Antibiotic application in plant agriculture is primarily used to control fire blight caused by Erwinia amylovora in pome fruit orchards. In order to facilitate environmental impact assessment for antibiotic applications, we developed and validated culture-independent quantitative real-time PCR multiplex assays for streptomycin (strA, strB, aadA and insertion sequence IS1133) and tetracycline (tetB, tetM and tetW) resistance elements in plant and soil samples. The qPCR were reproducible and consistent whether the DNA was extracted directly from bacteria, plant and soil samples inoculated with bacteria or soil samples prior to and after manure slurry treatment. The genes most frequently identified in soils pre- and post-slurry treatment were strB, aadA, tetB and tetM. All genes tested were detected in soils pre-slurry treatment, and a decrease in relative concentrations of tetB and the streptomycin resistance genes was observed in samples taken post-slurry treatment. These multiplex qPCR assays offer a cost-effective, reliable method for simultaneous quantification of antibiotic resistance genes in complex, environmental sample matrices.

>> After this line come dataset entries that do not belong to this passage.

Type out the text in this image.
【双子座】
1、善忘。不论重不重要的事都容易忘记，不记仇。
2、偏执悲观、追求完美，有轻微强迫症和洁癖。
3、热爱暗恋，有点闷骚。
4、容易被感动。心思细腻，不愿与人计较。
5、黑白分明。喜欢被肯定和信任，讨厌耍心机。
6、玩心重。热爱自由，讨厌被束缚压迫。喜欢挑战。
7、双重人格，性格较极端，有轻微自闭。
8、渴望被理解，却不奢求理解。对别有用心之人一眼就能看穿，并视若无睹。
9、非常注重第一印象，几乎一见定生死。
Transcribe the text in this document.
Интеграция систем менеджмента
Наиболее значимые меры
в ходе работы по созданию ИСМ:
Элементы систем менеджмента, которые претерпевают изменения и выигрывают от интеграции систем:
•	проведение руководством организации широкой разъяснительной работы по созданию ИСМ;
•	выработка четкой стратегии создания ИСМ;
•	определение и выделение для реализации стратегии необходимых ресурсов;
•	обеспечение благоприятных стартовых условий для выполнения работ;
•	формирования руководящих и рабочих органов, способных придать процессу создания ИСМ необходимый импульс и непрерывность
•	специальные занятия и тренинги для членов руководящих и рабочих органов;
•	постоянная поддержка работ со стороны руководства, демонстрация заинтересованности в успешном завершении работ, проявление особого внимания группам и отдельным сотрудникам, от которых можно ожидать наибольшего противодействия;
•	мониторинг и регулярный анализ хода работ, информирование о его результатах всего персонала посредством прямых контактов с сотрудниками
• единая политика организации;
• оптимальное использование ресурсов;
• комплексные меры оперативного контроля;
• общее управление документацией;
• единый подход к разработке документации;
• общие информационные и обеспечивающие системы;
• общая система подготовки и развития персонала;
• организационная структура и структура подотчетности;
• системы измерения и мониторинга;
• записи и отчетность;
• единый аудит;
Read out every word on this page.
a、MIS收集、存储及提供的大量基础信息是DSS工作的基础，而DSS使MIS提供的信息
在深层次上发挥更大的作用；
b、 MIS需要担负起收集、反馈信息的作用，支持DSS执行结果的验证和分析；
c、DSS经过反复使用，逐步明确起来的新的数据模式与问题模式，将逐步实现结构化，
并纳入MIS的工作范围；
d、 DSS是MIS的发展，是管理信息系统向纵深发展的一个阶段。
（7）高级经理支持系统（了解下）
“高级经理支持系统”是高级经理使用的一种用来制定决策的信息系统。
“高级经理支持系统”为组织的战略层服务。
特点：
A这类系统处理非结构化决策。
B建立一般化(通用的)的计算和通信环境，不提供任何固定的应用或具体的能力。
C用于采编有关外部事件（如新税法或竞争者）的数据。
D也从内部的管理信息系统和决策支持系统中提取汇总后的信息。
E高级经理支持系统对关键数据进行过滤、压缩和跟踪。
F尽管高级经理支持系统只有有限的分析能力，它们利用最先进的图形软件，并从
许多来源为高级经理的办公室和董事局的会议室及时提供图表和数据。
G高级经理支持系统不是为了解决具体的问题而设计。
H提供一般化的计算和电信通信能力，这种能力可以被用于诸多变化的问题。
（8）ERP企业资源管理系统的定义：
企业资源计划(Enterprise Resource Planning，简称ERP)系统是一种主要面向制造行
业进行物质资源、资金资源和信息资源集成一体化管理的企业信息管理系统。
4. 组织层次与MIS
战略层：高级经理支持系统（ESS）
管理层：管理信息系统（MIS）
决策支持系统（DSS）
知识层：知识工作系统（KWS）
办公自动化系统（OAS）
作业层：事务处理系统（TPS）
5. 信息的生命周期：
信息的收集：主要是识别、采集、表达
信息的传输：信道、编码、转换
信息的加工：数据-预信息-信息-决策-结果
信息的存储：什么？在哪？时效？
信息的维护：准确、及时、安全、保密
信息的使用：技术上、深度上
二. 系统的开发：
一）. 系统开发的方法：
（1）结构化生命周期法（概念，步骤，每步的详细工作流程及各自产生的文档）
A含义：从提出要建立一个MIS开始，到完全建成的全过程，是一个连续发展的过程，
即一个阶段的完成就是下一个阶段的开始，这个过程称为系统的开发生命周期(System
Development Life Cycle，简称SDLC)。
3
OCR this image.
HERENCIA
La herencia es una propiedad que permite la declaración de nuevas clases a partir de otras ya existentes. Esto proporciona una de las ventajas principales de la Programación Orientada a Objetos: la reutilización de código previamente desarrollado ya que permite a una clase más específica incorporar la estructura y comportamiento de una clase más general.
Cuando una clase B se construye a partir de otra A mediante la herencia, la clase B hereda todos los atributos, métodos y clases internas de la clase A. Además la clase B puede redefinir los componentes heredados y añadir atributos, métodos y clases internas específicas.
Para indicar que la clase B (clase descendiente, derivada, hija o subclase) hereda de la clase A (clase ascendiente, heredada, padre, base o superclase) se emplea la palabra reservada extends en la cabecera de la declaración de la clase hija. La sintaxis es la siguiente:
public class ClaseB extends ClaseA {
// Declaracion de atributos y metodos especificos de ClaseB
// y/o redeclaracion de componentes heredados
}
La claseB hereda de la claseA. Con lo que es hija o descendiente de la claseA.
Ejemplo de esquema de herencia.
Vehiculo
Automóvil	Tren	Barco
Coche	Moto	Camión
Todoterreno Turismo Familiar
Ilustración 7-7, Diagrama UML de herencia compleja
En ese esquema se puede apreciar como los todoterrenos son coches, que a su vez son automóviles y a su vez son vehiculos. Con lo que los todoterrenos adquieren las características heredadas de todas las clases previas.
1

机译:抗生素在植物农业中的应用主要用于控制在梨果园中由小食心虫引起的火疫病。为了促进对抗生素应用的环境影响评估,我们开发并验证了链霉素( strA , strB , aadA)的独立于培养物的定量实时PCR多重检测和插入序列IS1133)和植物和土壤样品中的四环素( tetB , tetM 和 tetW )抗性元件。无论在粪便处理之前和之后,DNA是否直接从接种了细菌或土壤样品的细菌,植物和土壤样品中直接提取,qPCR均具有可重复性和一致性。在土壤处理前和处理后最常发现的基因是 strB , aadA , tetB 和 tetM 。在土壤制浆前处理中检测到所有测试基因,在制浆后处理的样品中观察到 tetB 和链霉素抗性基因的相对浓度降低。这些多重qPCR分析提供了一种经济有效的可靠方法,可同时定量复杂的环境样品基质中的抗生素抗性基因。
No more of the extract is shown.